Our orchard grows more than just apple and pear trees
Our orchard grass is managed closely and only mown when necessary, the grass is left to go to flower and seed over the whole season, this enables us to cultivate a range of wild flowers including 3 species of wild orchids - which we’re encouraging to naturalise. This wonderful environment encourages birds, bees and butterflies to visit each day, to feast on the nectar within.
If you get up close to our trees at The Firs you’ll see there are many different types of bark covering their trunks. Some are deeply textured whilst others are very smooth, some are covered in Lichen while others are hosts to Mistletoe and Ivy. Take your time and hug a tree, they are all different and are not at all just brown with green leaves!
If you sit quietly in our woodland, orchard or any of our open spaces you may be lucky enough to see ants marching in a line from the ground up into the tree trunks to the branches above or ladybugs basking in the sunshine whilst looking for aphids. It’s a natural metropolis ready to be investigated by all ages.
Our Orchard Project
We started on an exciting mission in 2018 to discover the varieties of apples and pears that are growing successfully in our orchard.
All the trees have been plotted on an orchard map and compared to an original planting plan from 2000, many of these trees were replaced and so the mystery began.
The habit/growth of the tree, the appearance of the leaves, the shape of the fruit these could be round, conical or oblong, the fruit buds and the blossom plus flowering time were all factors that we used to aid identification.

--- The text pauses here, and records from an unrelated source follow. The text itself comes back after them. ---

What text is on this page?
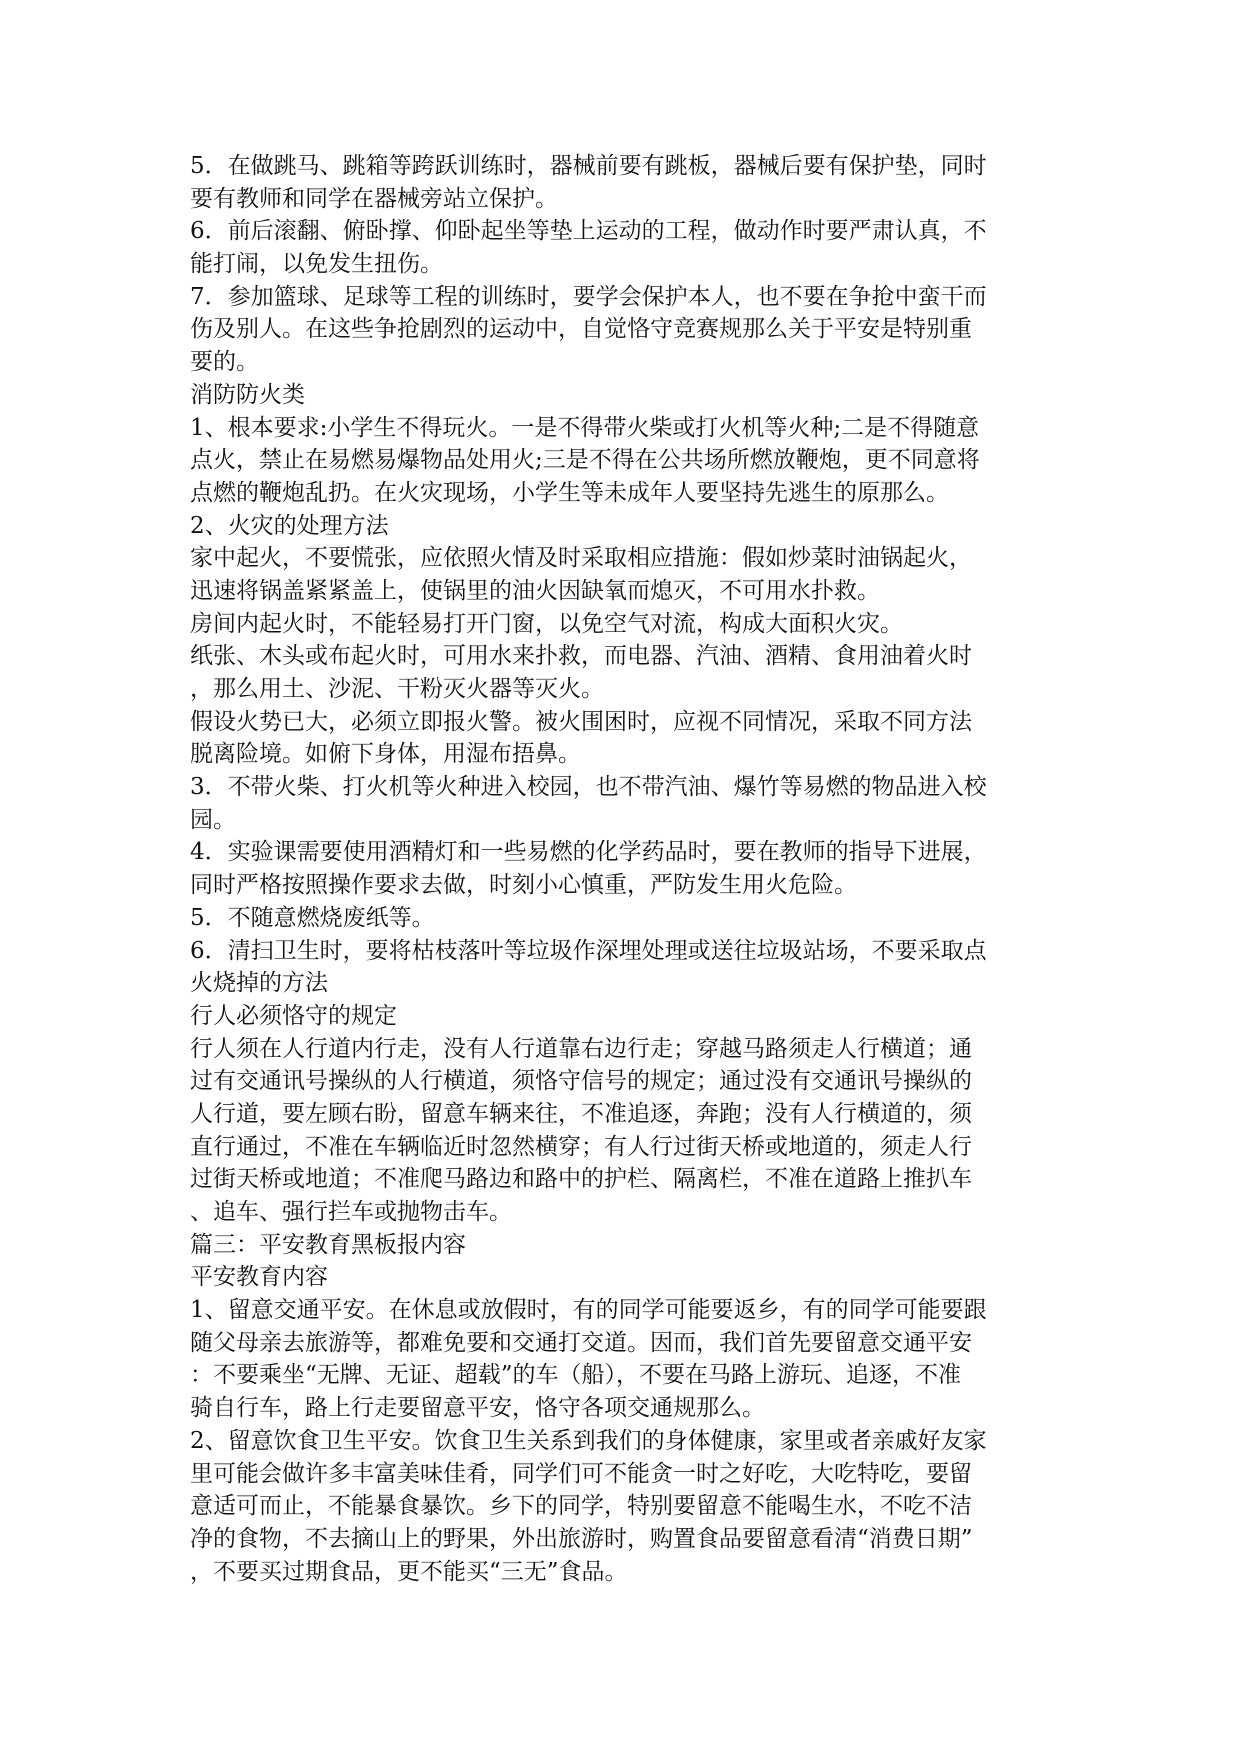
5．在做跳马、跳箱等跨跃训练时，器械前要有跳板，器械后要有保护垫，同时
要有教师和同学在器械旁站立保护。
6．前后滚翻、俯卧撑、仰卧起坐等垫上运动的工程，做动作时要严肃认真，不
能打闹，以免发生扭伤。
7．参加篮球、足球等工程的训练时，要学会保护本人，也不要在争抢中蛮干而
伤及别人。在这些争抢剧烈的运动中，自觉恪守竞赛规那么关于平安是特别重
要的。
消防防火类
1、根本要求:小学生不得玩火。一是不得带火柴或打火机等火种;二是不得随意
点火，禁止在易燃易爆物品处用火;三是不得在公共场所燃放鞭炮，更不同意将
点燃的鞭炮乱扔。在火灾现场，小学生等未成年人要坚持先逃生的原那么。
2、火灾的处理方法
家中起火，不要慌张，应依照火情及时采取相应措施：假如炒菜时油锅起火，
迅速将锅盖紧紧盖上，使锅里的油火因缺氧而熄灭，不可用水扑救。
房间内起火时，不能轻易打开门窗，以免空气对流，构成大面积火灾。
纸张、木头或布起火时，可用水来扑救，而电器、汽油、酒精、食用油着火时
，那么用土、沙泥、干粉灭火器等灭火。
假设火势已大，必须立即报火警。被火围困时，应视不同情况，采取不同方法
脱离险境。如俯下身体，用湿布捂鼻。
3．不带火柴、打火机等火种进入校园，也不带汽油、爆竹等易燃的物品进入校
园。
4．实验课需要使用酒精灯和一些易燃的化学药品时，要在教师的指导下进展，
同时严格按照操作要求去做，时刻小心慎重，严防发生用火危险。
5．不随意燃烧废纸等。
6．清扫卫生时，要将枯枝落叶等垃圾作深埋处理或送往垃圾站场，不要采取点
火烧掉的方法
行人必须恪守的规定
行人须在人行道内行走，没有人行道靠右边行走；穿越马路须走人行横道；通
过有交通讯号操纵的人行横道，须恪守信号的规定；通过没有交通讯号操纵的
人行道，要左顾右盼，留意车辆来往，不准追逐，奔跑；没有人行横道的，须
直行通过，不准在车辆临近时忽然横穿；有人行过街天桥或地道的，须走人行
过街天桥或地道；不准爬马路边和路中的护栏、隔离栏，不准在道路上推扒车
、追车、强行拦车或抛物击车。
篇三：平安教育黑板报内容
平安教育内容
1、留意交通平安。在休息或放假时，有的同学可能要返乡，有的同学可能要跟
随父母亲去旅游等，都难免要和交通打交道。因而，我们首先要留意交通平安
：不要乘坐“无牌、无证、超载”的车（船），不要在马路上游玩、追逐，不准
骑自行车，路上行走要留意平安，恪守各项交通规那么。
2、留意饮食卫生平安。饮食卫生关系到我们的身体健康，家里或者亲戚好友家
里可能会做许多丰富美味佳肴，同学们可不能贪一时之好吃，大吃特吃，要留
意适可而止，不能暴食暴饮。乡下的同学，特别要留意不能喝生水，不吃不洁
净的食物，不去摘山上的野果，外出旅游时，购置食品要留意看清“消费日期”
，不要买过期食品，更不能买“三无”食品。
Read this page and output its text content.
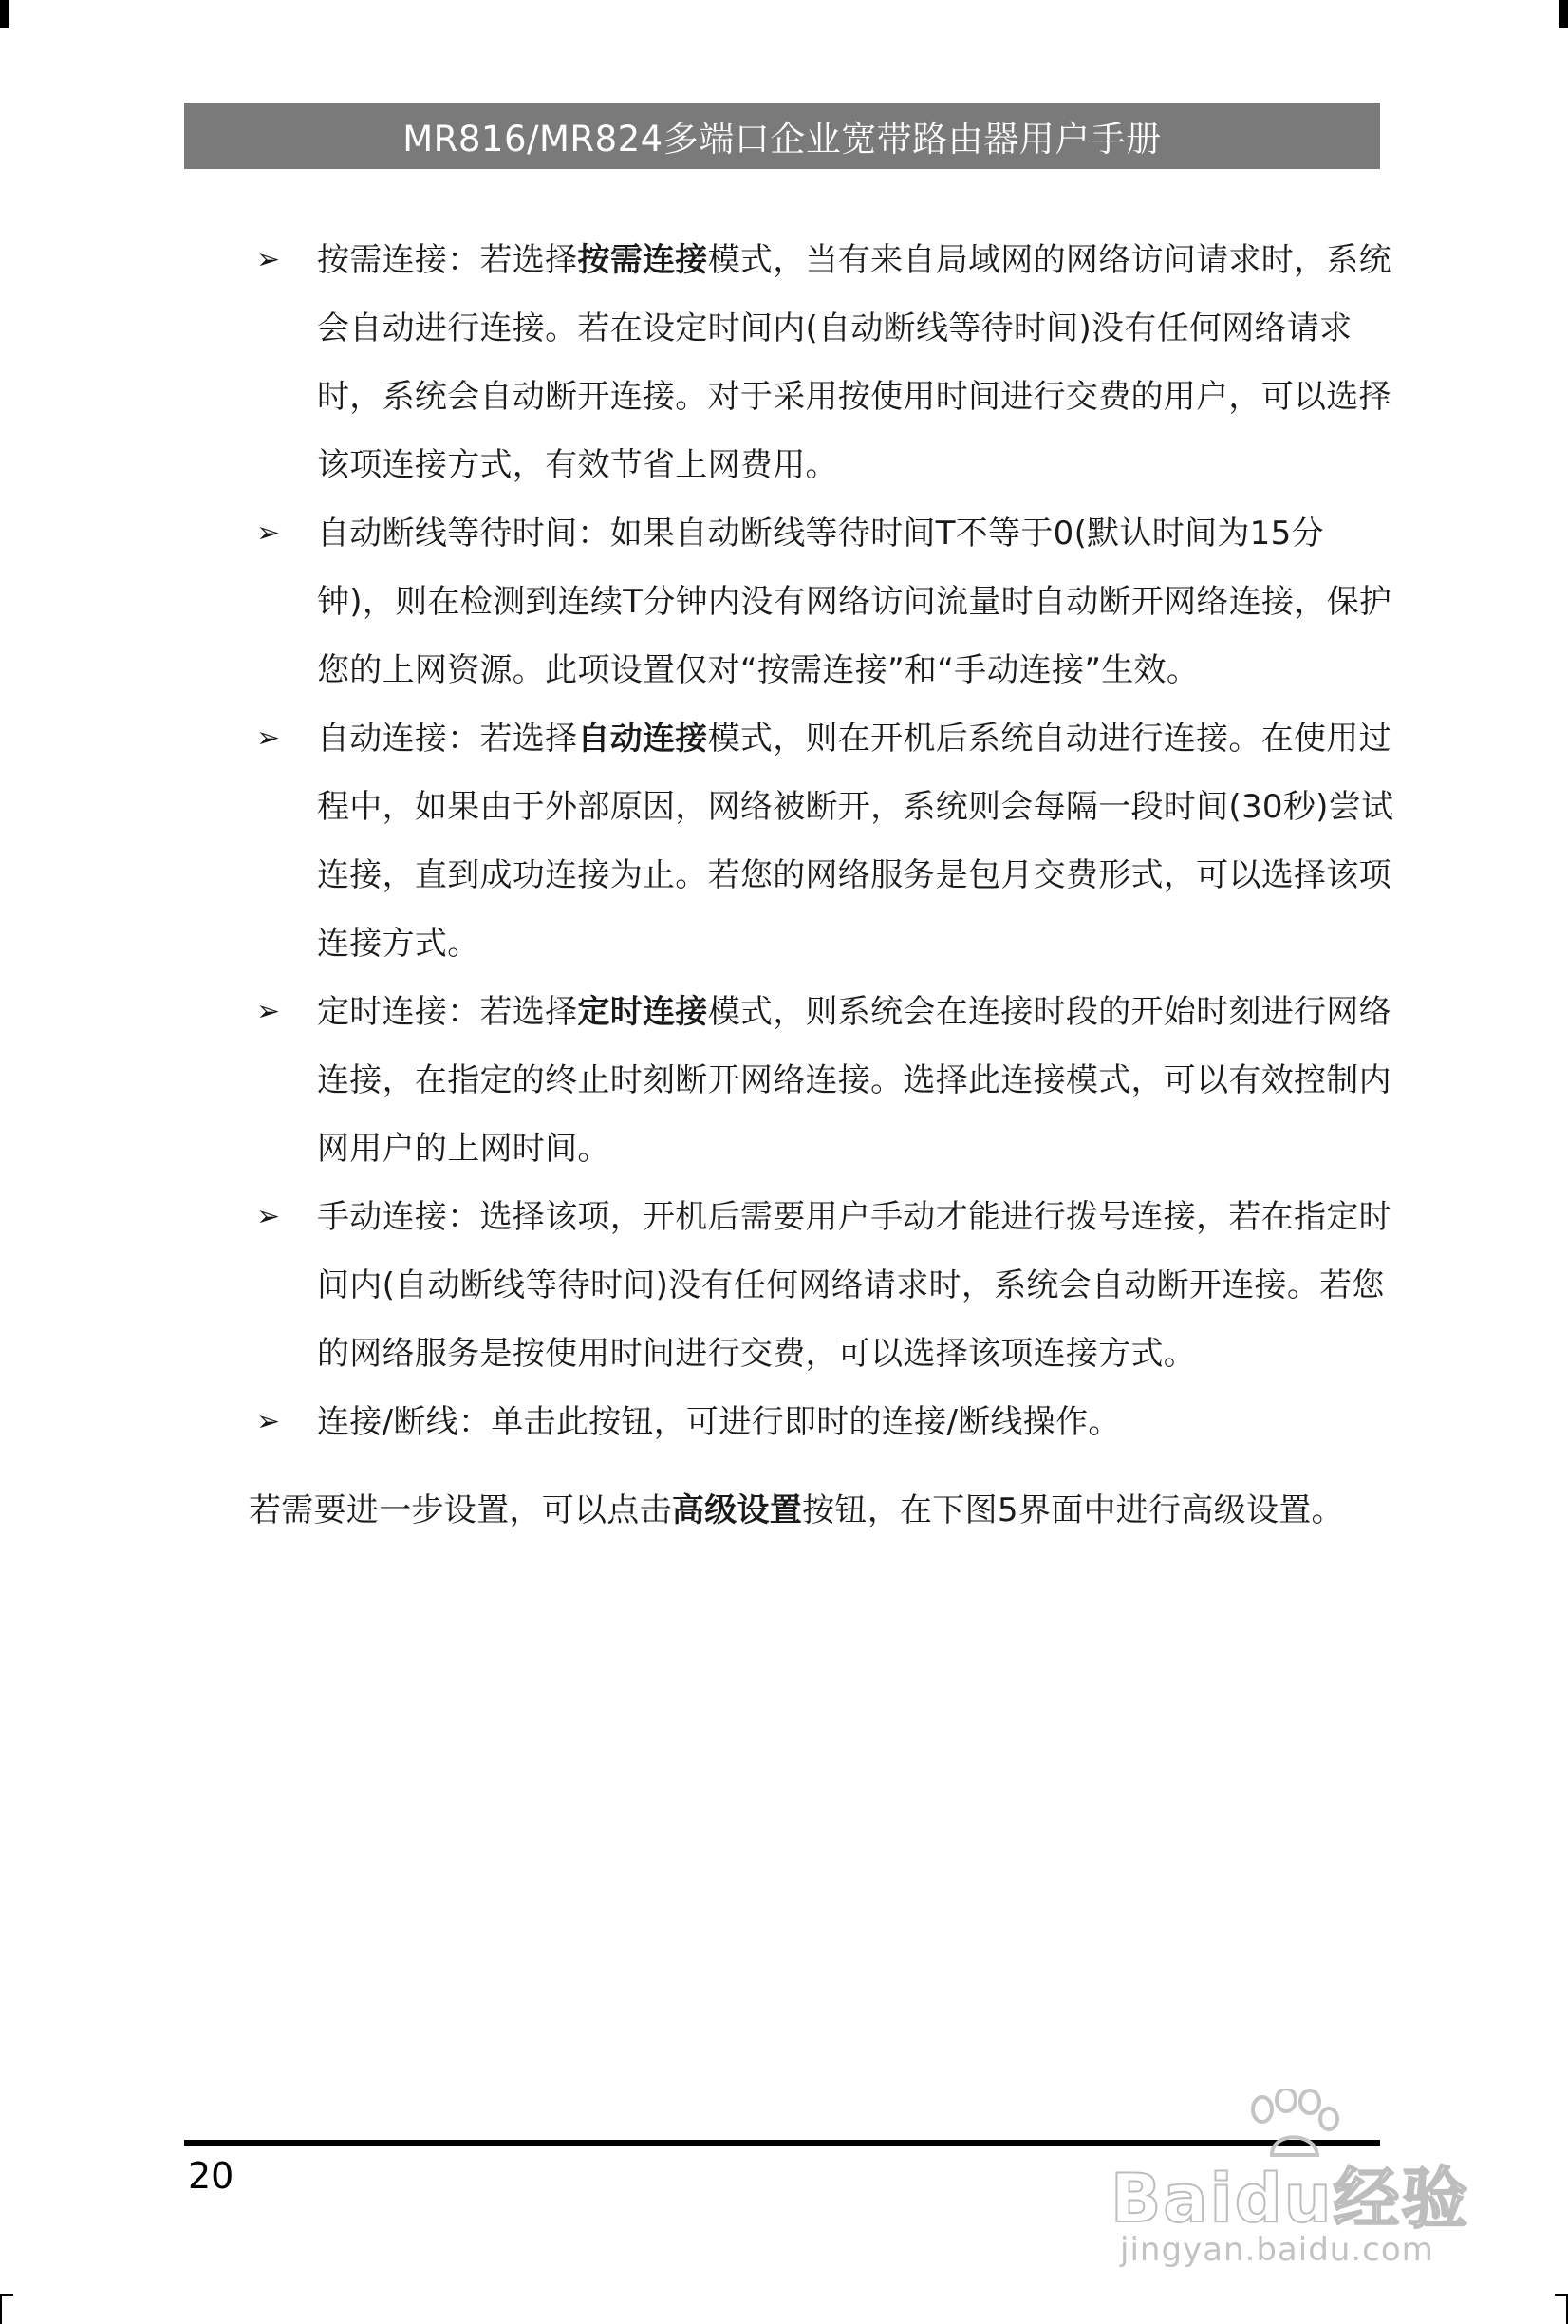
MR816/MR824多端口企业宽带路由器用户手册
➢ 按需连接：若选择按需连接模式，当有来自局域网的网络访问请求时，系统会自动进行连接。若在设定时间内(自动断线等待时间)没有任何网络请求时，系统会自动断开连接。对于采用按使用时间进行交费的用户，可以选择该项连接方式，有效节省上网费用。
➢ 自动断线等待时间：如果自动断线等待时间T不等于0(默认时间为15分钟)，则在检测到连续T分钟内没有网络访问流量时自动断开网络连接，保护您的上网资源。此项设置仅对“按需连接”和“手动连接”生效。
➢ 自动连接：若选择自动连接模式，则在开机后系统自动进行连接。在使用过程中，如果由于外部原因，网络被断开，系统则会每隔一段时间(30秒)尝试连接，直到成功连接为止。若您的网络服务是包月交费形式，可以选择该项连接方式。
➢ 定时连接：若选择定时连接模式，则系统会在连接时段的开始时刻进行网络连接，在指定的终止时刻断开网络连接。选择此连接模式，可以有效控制内网用户的上网时间。
➢ 手动连接：选择该项，开机后需要用户手动才能进行拨号连接，若在指定时间内(自动断线等待时间)没有任何网络请求时，系统会自动断开连接。若您的网络服务是按使用时间进行交费，可以选择该项连接方式。
➢ 连接/断线：单击此按钮，可进行即时的连接/断线操作。
若需要进一步设置，可以点击高级设置按钮，在下图5界面中进行高级设置。
20	Baidu经验
jingyan.baidu.com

To date, we have worked with local experts who were able to advise on local varieties -
Karen Humphries from the ‘Three counties traditional orchard project’ and her orchard champions including Wade Muggleton the Senior Greenspace Officer in Worcs, were all able to share their expertise and guidance to enable us to accurately name over 40 of the trees.
We’ve created name labels for these trees and all visitors can now share in our path of discovery – please take a walk around our orchard and look at the shape of each tree, leaf, blossom and apple then learn a new name. Some are rare varieties, some discovered and named many years ago, but all are interesting.
There are also a few un-named, so any budding tree detectives are welcome to come and join our orchard team, just pop along.